In sintesi, si tratta di un’operazione svolta per conto della casa madre tedesca Rheinmetall che non genera lavoro per l’azienda italiana, ma solo fatturato, carico però di “rischi finanziari” (per un approfondimento si veda questo articolo). Ed è principalmente a questo che serve la RWM Italia: a far fare affari alla multinazionale tedesca degli armamenti. Affari che non può fare in Germania perché non le verrebbero concessi. Anche queste sono cose note sia alla dirigenza sia ai sindacati aziendali, sia ai media nazionali e locali. E, ovviamente, ai politici.
Non potevano mancare le lamentele e le “iniziative” dei soliti noti. Che, immancabilmente, hanno un loro tornaconto nel cercare di addossare la responsabilità dei “licenziamenti” (di fatto si tratta soprattutto del mancato rinnovo di contratti a termine per 80 interinali visto che, secondi il Bilancio del 2019, su un organico di 232 lavoratori a Domusnovas solo 97 sono dipendenti e ben 135 sono «lavoratori somministrati dalle agenzie di lavoro interinale») al governo e le colpe ai “pacifisti”. Non mi riferisco solo ai ben noti “analisti della difesa” che pur di arruffianarsi le compiacenze del comparto militare-industriale nazionale si inventano “concorrenti stranieri” quando – come ho spiegato – i veri concorrenti di RWM Italia ci ha già pensato la Rheinmetall a crearli nei Paesi arabi. Nemmeno alla dirigenza italiana dell'azienda che, ovviamente, bada solo agli interessi della multinazionale tedesca che la stipendia. E nemmeno mi riferisco solo ai sindacati aziendali che sono disposti a sottoscrivere qualsiasi comunicato emesso dalla direzione dell’azienda pur di portare a casa la pagnotta..
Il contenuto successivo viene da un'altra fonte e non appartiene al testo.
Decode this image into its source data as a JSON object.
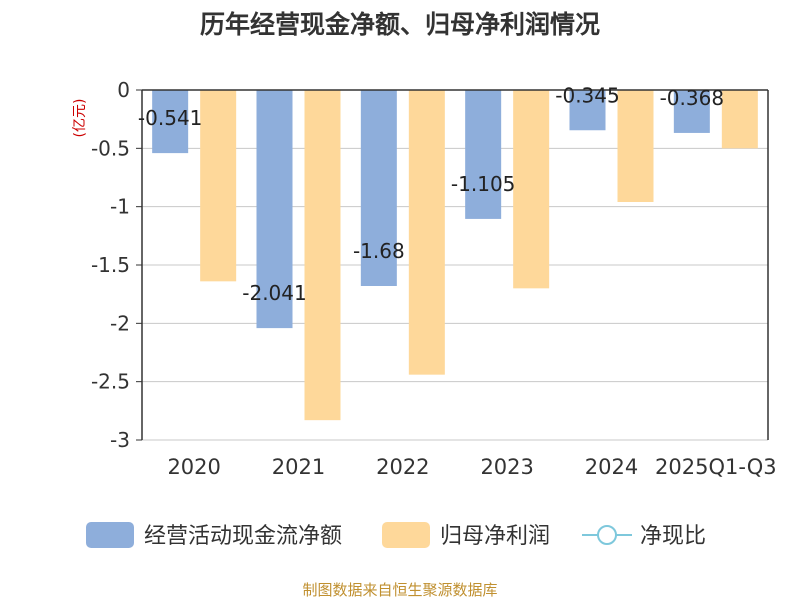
{
  "chart_data": {
    "type": "bar",
    "title": "历年经营现金净额、归母净利润情况",
    "ylabel": "(亿元)",
    "ylim": [
      -3,
      0
    ],
    "yticks": [
      0,
      -0.5,
      -1,
      -1.5,
      -2,
      -2.5,
      -3
    ],
    "categories": [
      "2020",
      "2021",
      "2022",
      "2023",
      "2024",
      "2025Q1-Q3"
    ],
    "series": [
      {
        "name": "经营活动现金流净额",
        "color": "#8eaedb",
        "values": [
          -0.541,
          -2.041,
          -1.68,
          -1.105,
          -0.345,
          -0.368
        ],
        "labels": [
          "-0.541",
          "-2.041",
          "-1.68",
          "-1.105",
          "-0.345",
          "-0.368"
        ]
      },
      {
        "name": "归母净利润",
        "color": "#fed89a",
        "values": [
          -1.64,
          -2.83,
          -2.44,
          -1.7,
          -0.96,
          -0.5
        ]
      }
    ],
    "line_series": {
      "name": "净现比",
      "color": "#7ec8dc"
    },
    "grid": true,
    "legend_position": "bottom"
  },
  "footer": {
    "source": "制图数据来自恒生聚源数据库"
  }
}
Mi riferisco soprattutto a quei politici che hanno presentato una mozione che chiede al governo di “esplorare la possibilità di acquistare dalla RWM Italia le munizioni e gli altri materiali d’armamento oggetto di contratti congelati o non più in essere, per destinarli alle Forze Armate italiane in quanto compatibili”. Che le Forze Armate ne abbiamo bisogno o no, poco importa: l’importante è piazzare un po’ di aiuti di Stato, più o meno mascherati. Un’idea certamente geniale per aiutare la controllata italiana di una multinazionale tedesca degli armamenti. Che ha entrate per oltre 6,2 miliardi di euro di cui 3,5 nel settore difesa. E che dimostra di saper badare ai propri affari. Di quel che succede nel mondo con i suoi prodotti – e nei territori in cui opera – poco gliene importa. L’importante per la Rheinmetall AG è che le bombe non scoppino in Germania.